Need to document cons of having 6 level nesting in my index . How it can effect my queries and response time?. And How it can effect the shards and response level?


(David Pilato) #2

The more nested docs you have the more complex will be the query to write and to be executed.

You need to make sure you absolutely need that for your use case.

In a former job, for example, I had a structure like this (all nested):

{
  "a": [ {
    "b": [ {
      "c": [ {
        "name": "1",
        "d": true
      },{
        "name": "2",
        "d": false
      } ]
    },{
      "c": [ {
        "name": "3",
        "d": false
      },{
        "name": "4",
        "d": false
      } ]
    } ]
  } ]
}

And so on.. So collections of collections of attributes...
And one of my use case was to display if there is any a.b.c.d equal to true.

I first implemented it as a complex nested query.

And then I stepped back and thought about the use case.
I decided to compute this value in my application and put it within the top level object, such as:

{
  "has_d": true,
  "a": [ {
    "b": [ {
      "c": [ {
        "name": "1",
        "d": true
      },{
        "name": "2",
        "d": false
      } ]
    },{
      "c": [ {
        "name": "3",
        "d": false
      },{
        "name": "4",
        "d": false
      } ]
    } ]
  } ]
}

That reduced a lot the query time.

So this is just an example that is probably not what you are dealing with but I wanted to share my thoughts.

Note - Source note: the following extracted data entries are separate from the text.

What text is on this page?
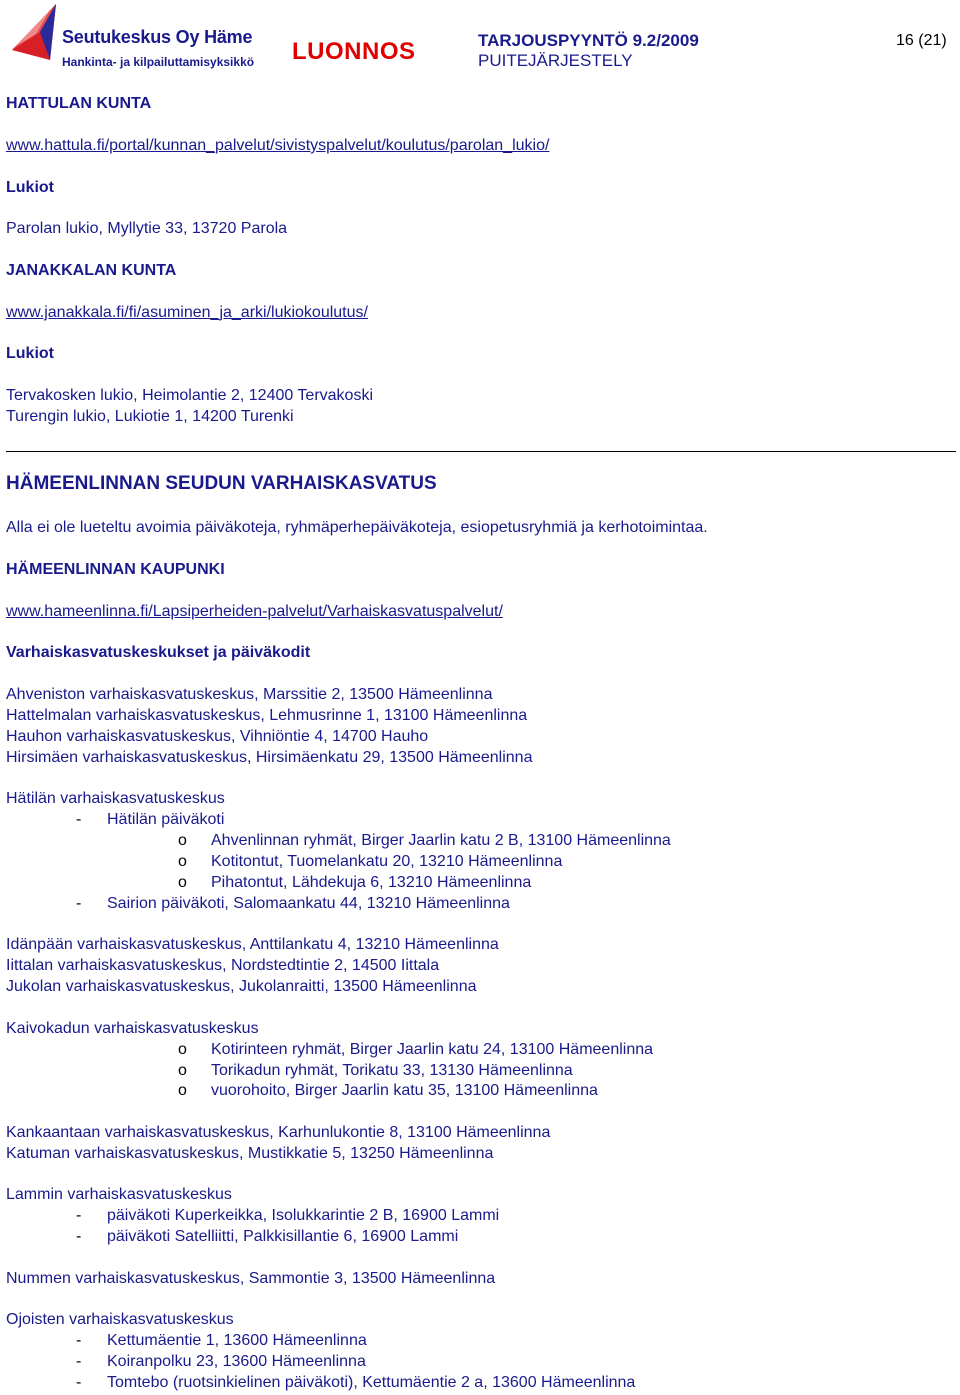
Seutukeskus Oy Häme
Hankinta- ja kilpailuttamisyksikkö LUONNOS	TARJOUSPYYNTÖ 9.2/2009
PUITEJÄRJESTELY
16 (21)
HATTULAN KUNTA
www.hattula.fi/portal/kunnan_palvelut/sivistyspalvelut/koulutus/parolan_lukio/
Lukiot
Parolan lukio, Myllytie 33, 13720 Parola
JANAKKALAN KUNTA
www.janakkala.fi/fi/asuminen_ja_arki/lukiokoulutus/
Lukiot
Tervakosken lukio, Heimolantie 2, 12400 Tervakoski
Turengin lukio, Lukiotie 1, 14200 Turenki
HÄMEENLINNAN SEUDUN VARHAISKASVATUS
Alla ei ole lueteltu avoimia päiväkoteja, ryhmäperhepäiväkoteja, esiopetusryhmiä ja kerhotoimintaa.
HÄMEENLINNAN KAUPUNKI
www.hameenlinna.fi/Lapsiperheiden-palvelut/Varhaiskasvatuspalvelut/
Varhaiskasvatuskeskukset ja päiväkodit
Ahveniston varhaiskasvatuskeskus, Marssitie 2, 13500 Hämeenlinna
Hattelmalan varhaiskasvatuskeskus, Lehmusrinne 1, 13100 Hämeenlinna
Hauhon varhaiskasvatuskeskus, Vihniöntie 4, 14700 Hauho
Hirsimäen varhaiskasvatuskeskus, Hirsimäenkatu 29, 13500 Hämeenlinna
Hätilän varhaiskasvatuskeskus
- Hätilän päiväkoti
o Ahvenlinnan ryhmät, Birger Jaarlin katu 2 B, 13100 Hämeenlinna
o Kotitontut, Tuomelankatu 20, 13210 Hämeenlinna
o Pihatontut, Lähdekuja 6, 13210 Hämeenlinna
- Sairion päiväkoti, Salomaankatu 44, 13210 Hämeenlinna
Idänpään varhaiskasvatuskeskus, Anttilankatu 4, 13210 Hämeenlinna
Iittalan varhaiskasvatuskeskus, Nordstedtintie 2, 14500 Iittala
Jukolan varhaiskasvatuskeskus, Jukolanraitti, 13500 Hämeenlinna
Kaivokadun varhaiskasvatuskeskus
o Kotirinteen ryhmät, Birger Jaarlin katu 24, 13100 Hämeenlinna
o Torikadun ryhmät, Torikatu 33, 13130 Hämeenlinna
o vuorohoito, Birger Jaarlin katu 35, 13100 Hämeenlinna
Kankaantaan varhaiskasvatuskeskus, Karhunlukontie 8, 13100 Hämeenlinna
Katuman varhaiskasvatuskeskus, Mustikkatie 5, 13250 Hämeenlinna
Lammin varhaiskasvatuskeskus
- päiväkoti Kuperkeikka, Isolukkarintie 2 B, 16900 Lammi
- päiväkoti Satelliitti, Palkkisillantie 6, 16900 Lammi
Nummen varhaiskasvatuskeskus, Sammontie 3, 13500 Hämeenlinna
Ojoisten varhaiskasvatuskeskus
- Kettumäentie 1, 13600 Hämeenlinna
- Koiranpolku 23, 13600 Hämeenlinna
- Tomtebo (ruotsinkielinen päiväkoti), Kettumäentie 2 a, 13600 Hämeenlinna
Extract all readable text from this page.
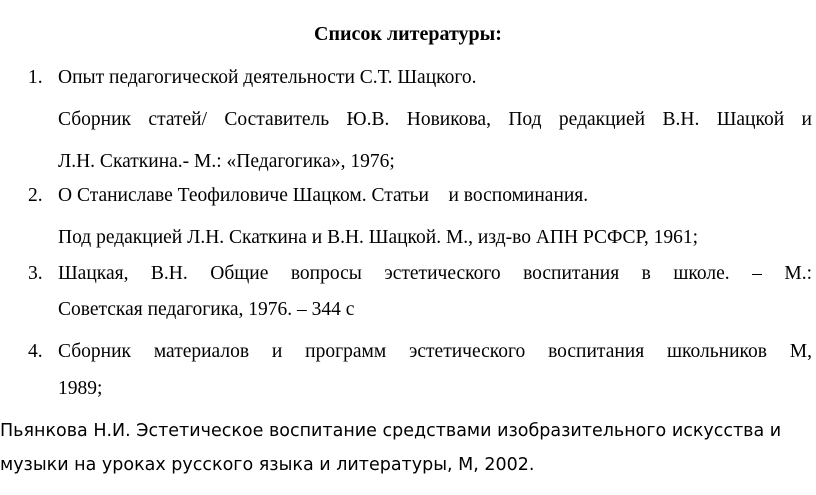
Список литературы:
1. Опыт педагогической деятельности С.Т. Шацкого.
Сборник статей/ Составитель Ю.В. Новикова, Под редакцией В.Н. Шацкой и
Л.Н. Скаткина.- М.: «Педагогика», 1976;
2. О Станиславе Теофиловиче Шацком. Статьи    и воспоминания.
Под редакцией Л.Н. Скаткина и В.Н. Шацкой. М., изд-во АПН РСФСР, 1961;
3. Шацкая, В.Н. Общие вопросы эстетического воспитания в школе. – М.:
Советская педагогика, 1976. – 344 с
4. Сборник материалов и программ эстетического воспитания школьников М,
1989;
Пьянкова Н.И. Эстетическое воспитание средствами изобразительного искусства и
музыки на уроках русского языка и литературы, М, 2002.
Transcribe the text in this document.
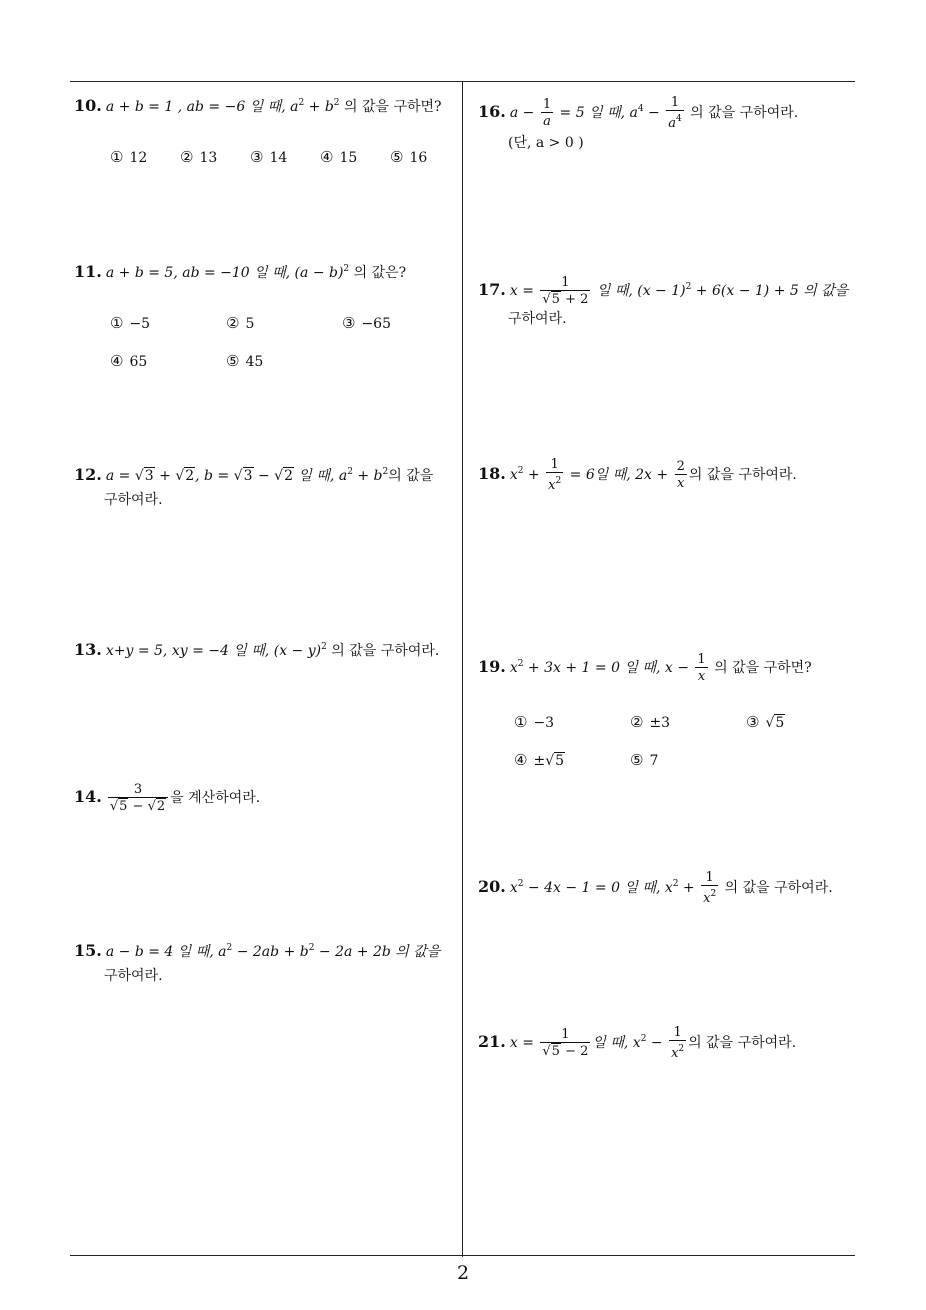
10. a + b = 1 , ab = −6 일 때, $a^2 + b^2$ 의 값을 구하면?
① 12 ② 13 ③ 14 ④ 15 ⑤ 16
11. a + b = 5, ab = −10 일 때, $(a - b)^2$ 의 값은?
① −5	② 5	③ −65
④ 65	⑤ 45
12. a = √3 + √2, b = √3 − √2 일 때, $a^2 + b^2$의 값을
구하여라.
13. x+y = 5, xy = −4 일 때, $(x - y)^2$ 의 값을 구하여라.
14. $\frac{3}{√5 - √2}$ 을 계산하여라.
15. a − b = 4 일 때, $a^2 - 2ab + b^2 - 2a + 2b$ 의 값을
구하여라.
16. $a - \frac{1}{a} = 5$ 일 때, $a^4 - \frac{1}{a^4}$ 의 값을 구하여라.
(단, a > 0 )
17. $x = \frac{1}{√5 + 2}$ 일 때, $(x - 1)^2 + 6(x - 1) + 5$ 의 값을
구하여라.
18. $x^2 + \frac{1}{x^2} = 6$일 때, $2x + \frac{2}{x}$ 의 값을 구하여라.
19. $x^2 + 3x + 1 = 0$ 일 때, $x - \frac{1}{x}$ 의 값을 구하면?
① −3	② ±3	③ √5
④ ±√5	⑤ 7
20. $x^2 - 4x - 1 = 0$ 일 때, $x^2 + \frac{1}{x^2}$ 의 값을 구하여라.
21. $x = \frac{1}{√5 - 2}$ 일 때, $x^2 - \frac{1}{x^2}$ 의 값을 구하여라.
2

When you come from relational database model, you are tempted to just have the same exact model in both systems without thinking of the use case. If you can simplify the implementation in elasticsearch because your use case allows it, it will be a great win for you and your users IMHO.

My 0.05 cents.


(Sankalp Sood) #3

Thankyou David..
Need to clarify one more thing, if I have a use case like suppose "a" has 1 to many relationship with "b", and for one "a" ID, I have 10 "b" IDs. In this case if I follow the flat structure by combining both unique ids, then rather than of having one single document for 10 IDs of "b" under an "a" ID, it will have 10 different documents with same "a" ID and different "b" Ids. so, in this case is flat structure more preferable?
And if yes, then whenever i will have to update "a" name , then i will have to update that in 10 documents rather than just updating 1 document using nested structure.. So what will be the better approach in this use case?


(Christian Dahlqvist) #4

In Elasticsearch a separate document is stored for each nested object within the document. When you make any change to any part of this document, all these parts are reindexed behind the scenes. This means that if you are frequently modifying documents and have large documents, this can quickly become a bottleneck. Updating a thousand flat documents may therefore actually be quicker in some cases as only the changed parts need to be updated.